Welche weiteren Aufgaben und Herausforderungen stellen sich heuer für die KEBÖ und welche thematischen Schwerpunkte verfolgt sie?
Weitere Themen bei denen sich die KEBÖ derzeit aktiv einbringt sind Verbesserungen bei der Berufsreifeprüfung, um den akuten Mangel an geeignetem Lehr- und Prüfungspersonal zu entschärfen. Die KEBÖ setzt sich auch für eine angemessene Anpassung bei der Bundesrichtlinie zur Abgeltung von Personal- und Sachaufwendungen bei Bildungsträgern ein. Die in der Richtlinie vorgesehene Gemeinkostenpauschale wurde seit 20 Jahren nicht mehr erhöht und sollte aufgrund der enormen Teuerung dringend angepasst werden.
Ein inhaltlicher Schwerpunkt der KEBÖ ist schon seit Langem die Demokratie- und Wissenschaftsvermittlung.

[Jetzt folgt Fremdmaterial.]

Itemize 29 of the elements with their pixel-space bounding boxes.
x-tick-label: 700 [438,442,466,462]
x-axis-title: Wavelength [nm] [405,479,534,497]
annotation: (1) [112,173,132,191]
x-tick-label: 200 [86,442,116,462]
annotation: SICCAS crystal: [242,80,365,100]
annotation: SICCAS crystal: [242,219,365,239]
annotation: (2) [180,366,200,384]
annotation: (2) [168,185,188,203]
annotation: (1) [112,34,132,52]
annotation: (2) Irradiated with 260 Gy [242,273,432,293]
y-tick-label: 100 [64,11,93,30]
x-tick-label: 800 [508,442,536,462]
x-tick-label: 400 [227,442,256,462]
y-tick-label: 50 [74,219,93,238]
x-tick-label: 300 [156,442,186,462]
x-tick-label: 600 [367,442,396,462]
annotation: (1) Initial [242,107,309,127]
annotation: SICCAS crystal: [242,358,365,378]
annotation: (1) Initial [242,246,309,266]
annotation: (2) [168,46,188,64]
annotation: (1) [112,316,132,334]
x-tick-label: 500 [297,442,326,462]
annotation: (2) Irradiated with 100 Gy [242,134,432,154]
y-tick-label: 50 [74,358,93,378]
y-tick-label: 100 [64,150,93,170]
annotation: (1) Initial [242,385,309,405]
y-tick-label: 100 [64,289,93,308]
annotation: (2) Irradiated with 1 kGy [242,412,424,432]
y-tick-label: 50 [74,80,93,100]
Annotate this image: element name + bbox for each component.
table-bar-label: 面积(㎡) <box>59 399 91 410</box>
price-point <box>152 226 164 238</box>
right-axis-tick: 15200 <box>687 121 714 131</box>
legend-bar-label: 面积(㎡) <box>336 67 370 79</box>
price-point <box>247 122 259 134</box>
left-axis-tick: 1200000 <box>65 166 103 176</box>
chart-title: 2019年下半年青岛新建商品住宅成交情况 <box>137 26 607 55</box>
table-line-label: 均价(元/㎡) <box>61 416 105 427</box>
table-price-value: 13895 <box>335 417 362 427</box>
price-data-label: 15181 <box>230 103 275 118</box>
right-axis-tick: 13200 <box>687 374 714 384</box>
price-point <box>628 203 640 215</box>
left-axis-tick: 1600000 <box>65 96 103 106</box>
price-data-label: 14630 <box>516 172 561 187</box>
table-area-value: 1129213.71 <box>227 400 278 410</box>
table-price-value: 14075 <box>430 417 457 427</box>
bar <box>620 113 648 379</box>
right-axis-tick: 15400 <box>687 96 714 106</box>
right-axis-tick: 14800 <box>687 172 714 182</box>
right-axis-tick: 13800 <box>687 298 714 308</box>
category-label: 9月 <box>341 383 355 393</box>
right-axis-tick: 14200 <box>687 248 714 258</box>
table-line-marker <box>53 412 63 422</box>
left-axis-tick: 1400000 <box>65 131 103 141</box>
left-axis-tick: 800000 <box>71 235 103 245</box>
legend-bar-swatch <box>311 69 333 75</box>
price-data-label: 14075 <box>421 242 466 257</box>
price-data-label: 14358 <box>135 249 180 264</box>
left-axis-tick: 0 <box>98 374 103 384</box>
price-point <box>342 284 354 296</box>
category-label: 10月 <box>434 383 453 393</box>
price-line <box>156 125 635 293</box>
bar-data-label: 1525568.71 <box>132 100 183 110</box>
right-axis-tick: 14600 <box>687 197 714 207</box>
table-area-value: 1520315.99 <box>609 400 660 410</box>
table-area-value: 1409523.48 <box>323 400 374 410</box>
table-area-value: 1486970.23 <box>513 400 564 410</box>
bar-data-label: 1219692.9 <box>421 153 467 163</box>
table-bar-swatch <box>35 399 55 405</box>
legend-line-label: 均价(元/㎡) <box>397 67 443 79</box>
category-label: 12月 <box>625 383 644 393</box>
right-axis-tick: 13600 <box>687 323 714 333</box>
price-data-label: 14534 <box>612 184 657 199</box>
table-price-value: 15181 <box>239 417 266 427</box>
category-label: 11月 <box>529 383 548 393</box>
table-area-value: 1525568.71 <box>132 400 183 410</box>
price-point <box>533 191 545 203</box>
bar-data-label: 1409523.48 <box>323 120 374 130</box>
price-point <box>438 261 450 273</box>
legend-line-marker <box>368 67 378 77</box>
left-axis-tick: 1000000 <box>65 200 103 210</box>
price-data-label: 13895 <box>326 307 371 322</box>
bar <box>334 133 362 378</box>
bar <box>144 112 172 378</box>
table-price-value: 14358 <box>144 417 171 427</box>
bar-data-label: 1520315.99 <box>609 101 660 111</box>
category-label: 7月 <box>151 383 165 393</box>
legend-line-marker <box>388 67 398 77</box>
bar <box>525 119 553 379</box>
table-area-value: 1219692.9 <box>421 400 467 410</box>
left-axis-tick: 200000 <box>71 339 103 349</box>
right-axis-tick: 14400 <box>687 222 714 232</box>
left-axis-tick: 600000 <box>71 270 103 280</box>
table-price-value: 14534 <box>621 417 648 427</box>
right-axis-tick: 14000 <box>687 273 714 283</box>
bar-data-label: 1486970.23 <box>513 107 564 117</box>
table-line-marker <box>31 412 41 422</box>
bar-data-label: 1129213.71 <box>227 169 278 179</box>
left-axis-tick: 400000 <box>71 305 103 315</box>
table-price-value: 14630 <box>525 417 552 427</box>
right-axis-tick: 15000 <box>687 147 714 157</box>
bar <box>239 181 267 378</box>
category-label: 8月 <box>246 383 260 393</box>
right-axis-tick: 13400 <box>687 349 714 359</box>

Dieses Thema hat durch die gesellschaftlichen Entwicklungen während der Corona-Pandemie viel Brisanz gewonnen. Einzelne Mitgliedsverbände bauen hier ihre Angebote konkret aus. Auch Bundesminister Martin Polaschek hat hierzu aufgerufen.
Geplant sind weiters Gespräche mit dem BMBWF über eine Nachfolge für die „LLL-Strategie 2020“, Strategie für Lebenslanges Lernen. Es gibt also auch 2023 viel zu tun.
Ich darf an dieser Stelle nochmal daran erinnern, dass die laufenden Fördervereinbarungen mit dem BMBWF nur bis Ende des Jahres gelten. Das bedeutet, dass der KEBÖ als Interessenvertretung die Herausforderung der nächsten Verhandlungen für die Förderperiode 2024-26 ins Haus stehen. Wir erwarten weitere konstruktive Schritte in Richtung einer soliden Finanzierung der Erwachsenenbildung.
Welche Termine kann man sich schon vormerken?
Halten Sie sich den 29. Juni 2023 frei: Da wird die Verleihung der 55. Fernsehpreise der Erwachsenenbildung stattfinden. In vier Kategorien werden die heurigen Gewinner*innen präsentiert. Darüber hinaus wird der der „Oscar der Erwachsenenbildung“ – der renommierte Axel-Corti-Preis verliehen. Wir dürfen gespannt sein!
Am 28. September laden wir zur KEBÖ-Jahrestagung 2023 ein. Der inhaltliche Fokus der diesjährigen Tagung wird gerade erarbeitet. Das „Save the Date“ und die Einladung erfolgen u.A. auch wieder über die Plattform erwachsenenbildung.at. Wir freuen uns auf einen spannenden fachlichen Austausch im Herbst.